I have 2 dataframe that contain lists and i want to keep the elements of the first dataframe that are contained in the second dataframe. Is it possible or i must try some other data structures?
example of input:
df1:
elem1
a,c,v,b,n
b
c,x,a
df2:
elem2
j,k,a,i,v
o,b
g,f,w
expected output:
elem
a,v
b
NaN
so first of all you can create a regular expression of letters you want to match
In [77]:
chars = df2.elem2.str.replace(',' , '|')
chars
Out[77]:
0 j|k|a|i|v
1 o|b
2 g|f|w
Name: elem2, dtype: object
the concatenate both into a data frame in order to perform a custom function later
In [24]:
to_compare = pd.concat([df1 , chars] , axis = 1)
to_compare
Out[24]:
elem1 elem2
0 a,c,v,b,n j|k|a|i|v
1 b o|b
2 c,x,a g|f|w
finally use your regular expression to match the date from elem1
In [76]:
to_compare.apply( lambda x : ','.join(re.findall(x['elem2'] , x['elem1'])) , axis = 1)
Out[76]:
0 a,v
1 b
2
dtype: object
if you want to convert empty string from the final result to NAN , I'll leave you to figure it out on your own :-)
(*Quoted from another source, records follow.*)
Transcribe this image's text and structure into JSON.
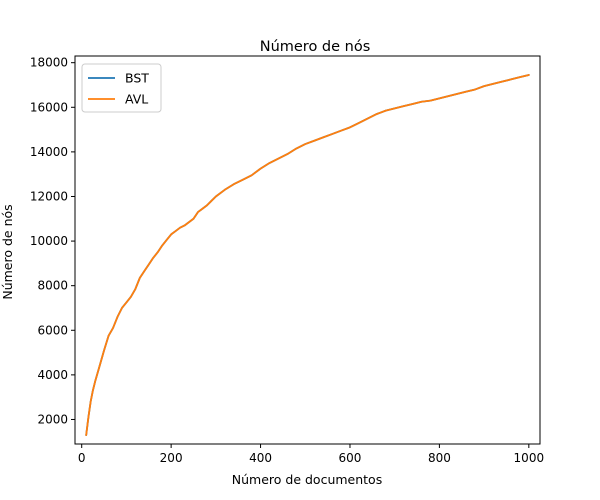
{
  "chart_data": {
    "type": "line",
    "title": "Número de nós",
    "xlabel": "Número de documentos",
    "ylabel": "Número de nós",
    "xlim": [
      -15,
      1025
    ],
    "ylim": [
      900,
      18300
    ],
    "xticks": [
      0,
      200,
      400,
      600,
      800,
      1000
    ],
    "yticks": [
      2000,
      4000,
      6000,
      8000,
      10000,
      12000,
      14000,
      16000,
      18000
    ],
    "grid": false,
    "legend_position": "upper-left",
    "series": [
      {
        "name": "BST",
        "color": "#1f77b4",
        "x": [
          10,
          15,
          20,
          25,
          30,
          40,
          50,
          60,
          70,
          80,
          90,
          100,
          110,
          120,
          130,
          140,
          150,
          160,
          170,
          180,
          190,
          200,
          210,
          220,
          230,
          240,
          250,
          260,
          270,
          280,
          290,
          300,
          320,
          340,
          360,
          380,
          400,
          420,
          440,
          460,
          480,
          500,
          520,
          540,
          560,
          580,
          600,
          620,
          640,
          660,
          680,
          700,
          720,
          740,
          760,
          780,
          800,
          820,
          840,
          860,
          880,
          900,
          920,
          940,
          960,
          980,
          1000
        ],
        "values": [
          1300,
          2100,
          2800,
          3300,
          3700,
          4400,
          5100,
          5750,
          6100,
          6600,
          7000,
          7250,
          7500,
          7850,
          8350,
          8650,
          8950,
          9250,
          9500,
          9800,
          10050,
          10300,
          10450,
          10600,
          10700,
          10850,
          11000,
          11300,
          11450,
          11600,
          11800,
          12000,
          12300,
          12550,
          12750,
          12950,
          13250,
          13500,
          13700,
          13900,
          14150,
          14350,
          14500,
          14650,
          14800,
          14950,
          15100,
          15300,
          15500,
          15700,
          15850,
          15950,
          16050,
          16150,
          16250,
          16300,
          16400,
          16500,
          16600,
          16700,
          16800,
          16950,
          17050,
          17150,
          17250,
          17350,
          17450
        ]
      },
      {
        "name": "AVL",
        "color": "#ff7f0e",
        "x": [
          10,
          15,
          20,
          25,
          30,
          40,
          50,
          60,
          70,
          80,
          90,
          100,
          110,
          120,
          130,
          140,
          150,
          160,
          170,
          180,
          190,
          200,
          210,
          220,
          230,
          240,
          250,
          260,
          270,
          280,
          290,
          300,
          320,
          340,
          360,
          380,
          400,
          420,
          440,
          460,
          480,
          500,
          520,
          540,
          560,
          580,
          600,
          620,
          640,
          660,
          680,
          700,
          720,
          740,
          760,
          780,
          800,
          820,
          840,
          860,
          880,
          900,
          920,
          940,
          960,
          980,
          1000
        ],
        "values": [
          1300,
          2100,
          2800,
          3300,
          3700,
          4400,
          5100,
          5750,
          6100,
          6600,
          7000,
          7250,
          7500,
          7850,
          8350,
          8650,
          8950,
          9250,
          9500,
          9800,
          10050,
          10300,
          10450,
          10600,
          10700,
          10850,
          11000,
          11300,
          11450,
          11600,
          11800,
          12000,
          12300,
          12550,
          12750,
          12950,
          13250,
          13500,
          13700,
          13900,
          14150,
          14350,
          14500,
          14650,
          14800,
          14950,
          15100,
          15300,
          15500,
          15700,
          15850,
          15950,
          16050,
          16150,
          16250,
          16300,
          16400,
          16500,
          16600,
          16700,
          16800,
          16950,
          17050,
          17150,
          17250,
          17350,
          17450
        ]
      }
    ]
  }
}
First columns are converted to lists by function str.split.
If indexes are same in both dataframes, you can easily add column from one df to another.
You can apply difference of sets converted from lists of columns and then convert to list. You have to use axis=1, because apply function to each row.
print df
# elem1
#0 a,c,v,b,n
#1 b
#2 c,x,a
print df1
# elem2
#0 j,k,a,i,v
#1 o,b
#2 g,f,w
#convert to lists
df['elem1list'] = df['elem1'].str.split(',')
df1['elem2list'] = df1['elem2'].str.split(',')
#add column from df1
df['elem2list'] = df1['elem2list']
print df
# elem1 elem1list elem2list
#0 a,c,v,b,n [a, c, v, b, n] [j, k, a, i, v]
#1 b [b] [o, b]
#2 c,x,a [c, x, a] [g, f, w]
df['elem'] = df.apply(lambda x: list(set(x['elem2list']).intersection(x['elem1list'])), axis=1)
print df
# elem1 elem1list elem2list elem
#0 a,c,v,b,n [a, c, v, b, n] [j, k, a, i, v] [a, v]
#1 b [b] [o, b] [b]
#2 c,x,a [c, x, a] [g, f, w] []